Почва деревенщика Конорева

На 90-летие со дня рождения писателя

Писатель Лев Федорович Конорев, родившийся 14 декабря 1933 г. в деревне Карасёвка Бесединского района Курской области и завершивший жизненный и творческий путь 10 марта 2011 г. в Белгороде, по сущностной природе своей, по факту и праву рождения, жизни и смерти на Черноземье, не мог на избранной им стезе не стать певцом своей земли, ее красоты и боли, не мог не стать в ряды тех, кого советская критика назвала «почвенниками», «деревенщиками», даром что почти все они были востребованы отечественной культурой и стали городской интеллигенцией.
Критикам вольно втискивать художника в какую-либо «обойму». Обижаться нечего, деревенщик так деревенщик, почвенник так почвенник, по мне так вполне лестное наименование, да и плеяда неплоха. Суть же в том, что в лучших произведениях наших почвенников, как верно подмечено, «читатели находят не только узкое крестьянское понимание природных и житейских процессов на родной земле, но и масштабное философское осмысление бытия людей и Отечества». Александр Солженицын расширительно, справедливо называл их «нравственники». В советский безбожный век они были носителями светлой духовности (подчас интуитивной, неназванной, безотчетной), их деятельность, творчество позволили нам сохранить фундаментальные русские ценности даже в тех условиях, которые были направлены на разрушение и уничтожение всего русского. И это было их служение – тех немногих, кто сумел выполнить поручение Божией красоты, гармонии, совести, нравственности, страдания и сострадания, которые, как мы понимаем, являются частью дара.
«Меня всё терзают грани меж городом и селом», – писал замечательный Николай Рубцов, но более категоричен был Андрей Платонов, полемично заметивший-де, из старообрядчества еще неизвестно что получилось бы, а из цивилизации – известно что.
Скромность, некрикливость и некичливость, совестливость, деликатность, тихий голос при внятности и глубине высказывания – в полной мере присущи таким мастерам отечественной словесности, как Валентин Распутин, Юрий Казаков, Константин Воробьев, Василий Шукшин. Ряд продолжают Федор Абрамов, Василий Белов, Виктор Астафьев, Борис Можаев, а также ныне здравствующие Владимир Личутин, Владимир Крупин, Михаил Тарковский. 
В этом ряду стоит и замечательный писатель фронтового поколения, уроженец курского cела Толмачёво Евгений Носов, оставивший нам проникновенную прозу, которую сразу по публикации в 1960–1980-х мы читали как сущностнообразующую классику и становились русскими людьми. Солженицын считал, что Носов в изображении крестьянской жизни превзошел письмо Тургенева и Бунина. Спорить не стану. 

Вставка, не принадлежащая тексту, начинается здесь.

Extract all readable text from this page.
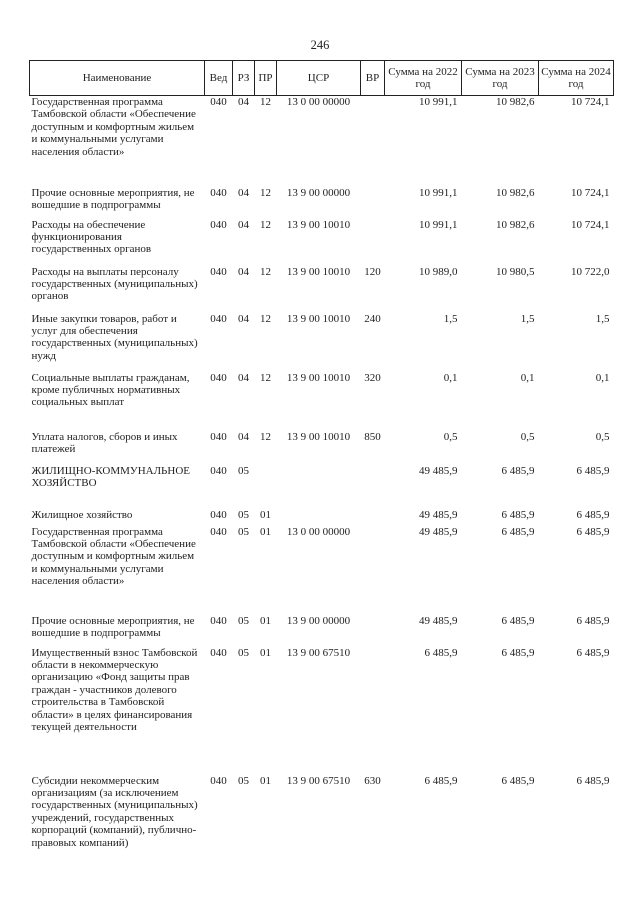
246
Наименование	Вед	РЗ	ПР	ЦСР	ВР	Сумма на 2022 год	Сумма на 2023 год	Сумма на 2024 год
Государственная программа Тамбовской области «Обеспечение доступным и комфортным жильем и коммунальными услугами населения области»	040	04	12	13 0 00 00000		10 991,1	10 982,6	10 724,1
Прочие основные мероприятия, не вошедшие в подпрограммы	040	04	12	13 9 00 00000		10 991,1	10 982,6	10 724,1
Расходы на обеспечение функционирования государственных органов	040	04	12	13 9 00 10010		10 991,1	10 982,6	10 724,1
Расходы на выплаты персоналу государственных (муниципальных) органов	040	04	12	13 9 00 10010	120	10 989,0	10 980,5	10 722,0
Иные закупки товаров, работ и услуг для обеспечения государственных (муниципальных) нужд	040	04	12	13 9 00 10010	240	1,5	1,5	1,5
Социальные выплаты гражданам, кроме публичных нормативных социальных выплат	040	04	12	13 9 00 10010	320	0,1	0,1	0,1
Уплата налогов, сборов и иных платежей	040	04	12	13 9 00 10010	850	0,5	0,5	0,5
ЖИЛИЩНО-КОММУНАЛЬНОЕ ХОЗЯЙСТВО	040	05				49 485,9	6 485,9	6 485,9
Жилищное хозяйство	040	05	01			49 485,9	6 485,9	6 485,9
Государственная программа Тамбовской области «Обеспечение доступным и комфортным жильем и коммунальными услугами населения области»	040	05	01	13 0 00 00000		49 485,9	6 485,9	6 485,9
Прочие основные мероприятия, не вошедшие в подпрограммы	040	05	01	13 9 00 00000		49 485,9	6 485,9	6 485,9
Имущественный взнос Тамбовской области в некоммерческую организацию «Фонд защиты прав граждан - участников долевого строительства в Тамбовской области» в целях финансирования текущей деятельности	040	05	01	13 9 00 67510		6 485,9	6 485,9	6 485,9
Субсидии некоммерческим организациям (за исключением государственных (муниципальных) учреждений, государственных корпораций (компаний), публично-правовых компаний)	040	05	01	13 9 00 67510	630	6 485,9	6 485,9	6 485,9
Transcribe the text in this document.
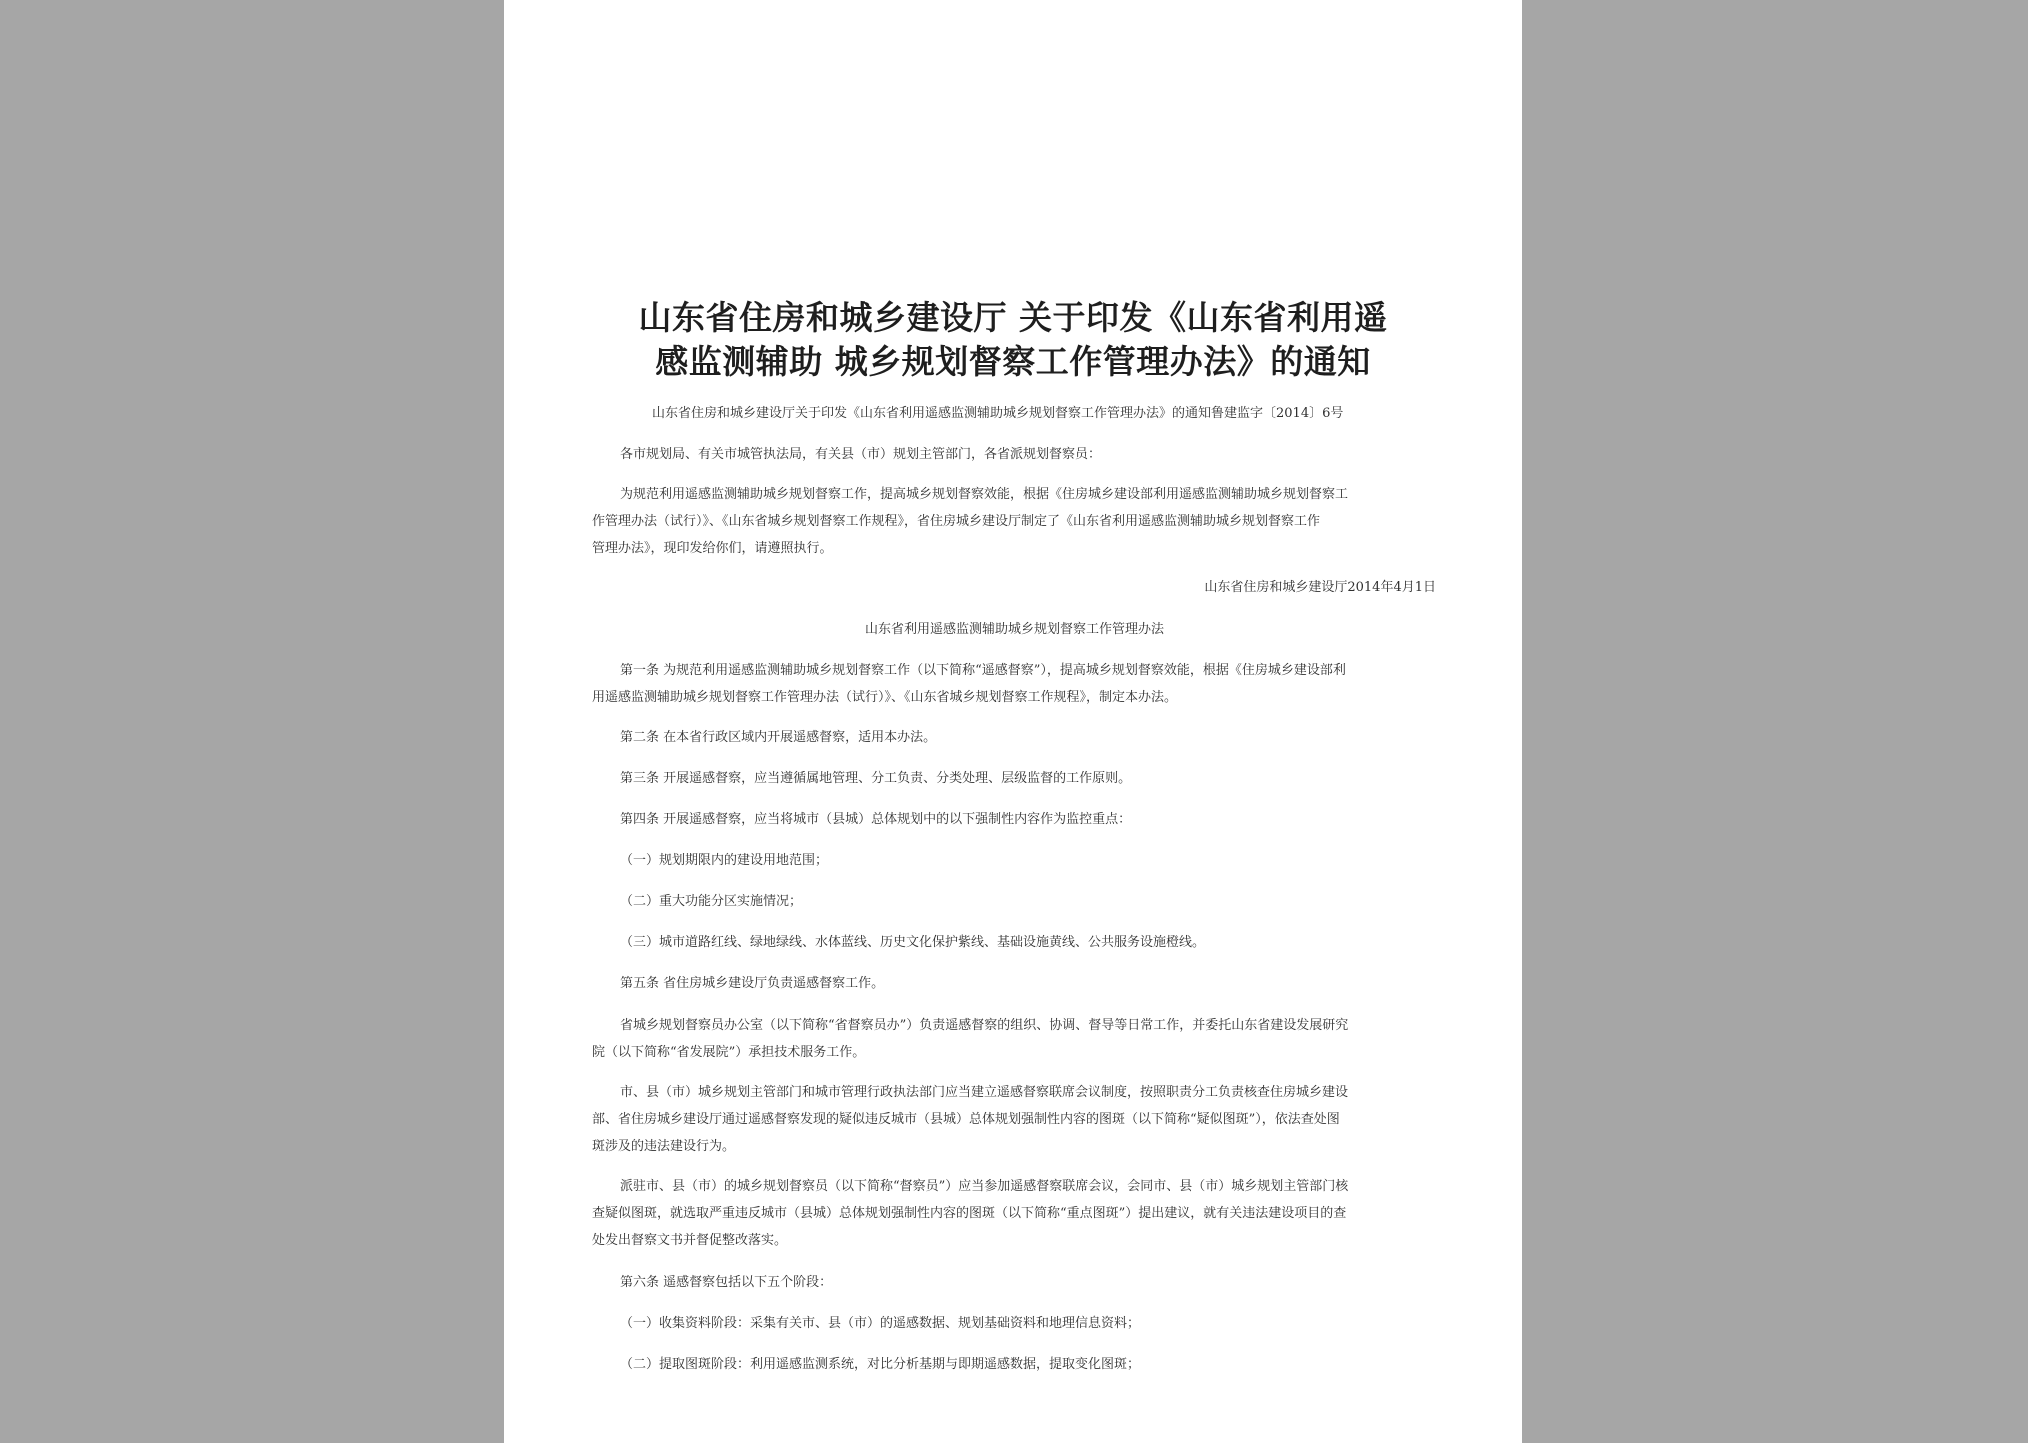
山东省住房和城乡建设厅 关于印发《山东省利用遥
感监测辅助 城乡规划督察工作管理办法》的通知
山东省住房和城乡建设厅关于印发《山东省利用遥感监测辅助城乡规划督察工作管理办法》的通知鲁建监字〔2014〕6号
各市规划局、有关市城管执法局，有关县（市）规划主管部门，各省派规划督察员：
为规范利用遥感监测辅助城乡规划督察工作，提高城乡规划督察效能，根据《住房城乡建设部利用遥感监测辅助城乡规划督察工
作管理办法（试行）》、《山东省城乡规划督察工作规程》，省住房城乡建设厅制定了《山东省利用遥感监测辅助城乡规划督察工作
管理办法》，现印发给你们，请遵照执行。
山东省住房和城乡建设厅2014年4月1日
山东省利用遥感监测辅助城乡规划督察工作管理办法
第一条 为规范利用遥感监测辅助城乡规划督察工作（以下简称“遥感督察”），提高城乡规划督察效能，根据《住房城乡建设部利
用遥感监测辅助城乡规划督察工作管理办法（试行）》、《山东省城乡规划督察工作规程》，制定本办法。
第二条 在本省行政区域内开展遥感督察，适用本办法。
第三条 开展遥感督察，应当遵循属地管理、分工负责、分类处理、层级监督的工作原则。
第四条 开展遥感督察，应当将城市（县城）总体规划中的以下强制性内容作为监控重点：
（一）规划期限内的建设用地范围；
（二）重大功能分区实施情况；
（三）城市道路红线、绿地绿线、水体蓝线、历史文化保护紫线、基础设施黄线、公共服务设施橙线。
第五条 省住房城乡建设厅负责遥感督察工作。
省城乡规划督察员办公室（以下简称“省督察员办”）负责遥感督察的组织、协调、督导等日常工作，并委托山东省建设发展研究
院（以下简称“省发展院”）承担技术服务工作。
市、县（市）城乡规划主管部门和城市管理行政执法部门应当建立遥感督察联席会议制度，按照职责分工负责核查住房城乡建设
部、省住房城乡建设厅通过遥感督察发现的疑似违反城市（县城）总体规划强制性内容的图斑（以下简称“疑似图斑”），依法查处图
斑涉及的违法建设行为。
派驻市、县（市）的城乡规划督察员（以下简称“督察员”）应当参加遥感督察联席会议，会同市、县（市）城乡规划主管部门核
查疑似图斑，就选取严重违反城市（县城）总体规划强制性内容的图斑（以下简称“重点图斑”）提出建议，就有关违法建设项目的查
处发出督察文书并督促整改落实。
第六条 遥感督察包括以下五个阶段：
（一）收集资料阶段：采集有关市、县（市）的遥感数据、规划基础资料和地理信息资料；
（二）提取图斑阶段：利用遥感监测系统，对比分析基期与即期遥感数据，提取变化图斑；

Именно Евгений Иванович Носов, мастер поэтичной, традиционной русской прозы стал наставником в творчестве и старшим другом в жизни Льва Конорева. Без преувеличений можно сказать, что их встреча в 1962 г. на Курском областном семинаре молодых литераторов стала для молодого журналиста и начинающего прозаика Конорева судьбоносной. Потом Носов с удовлетворением отзовется о прозе младшего коллеги: «Его рассказы держатся на двух главных литературных компонентах – духовном мире человека и выразительности языка, над которым Конорев работал с особым тщанием».

Л. Конорев и Е. Носов. В поисках грибов в Городищенском лесу. 1976 г.

«Я состоялся как писатель благодаря Овечкину», – неоднократно говорил Носов. Конорев был вправе эхом повторить тезис: «Я состоялся как писатель благодаря Носову».

«От “Слова о полку Игореве” до “Войны и мира” русская литература пронесла через века священный образ Родины и думы о ее судьбе». Так говорил Носов. Этому учил и своего младшего коллегу Конорева.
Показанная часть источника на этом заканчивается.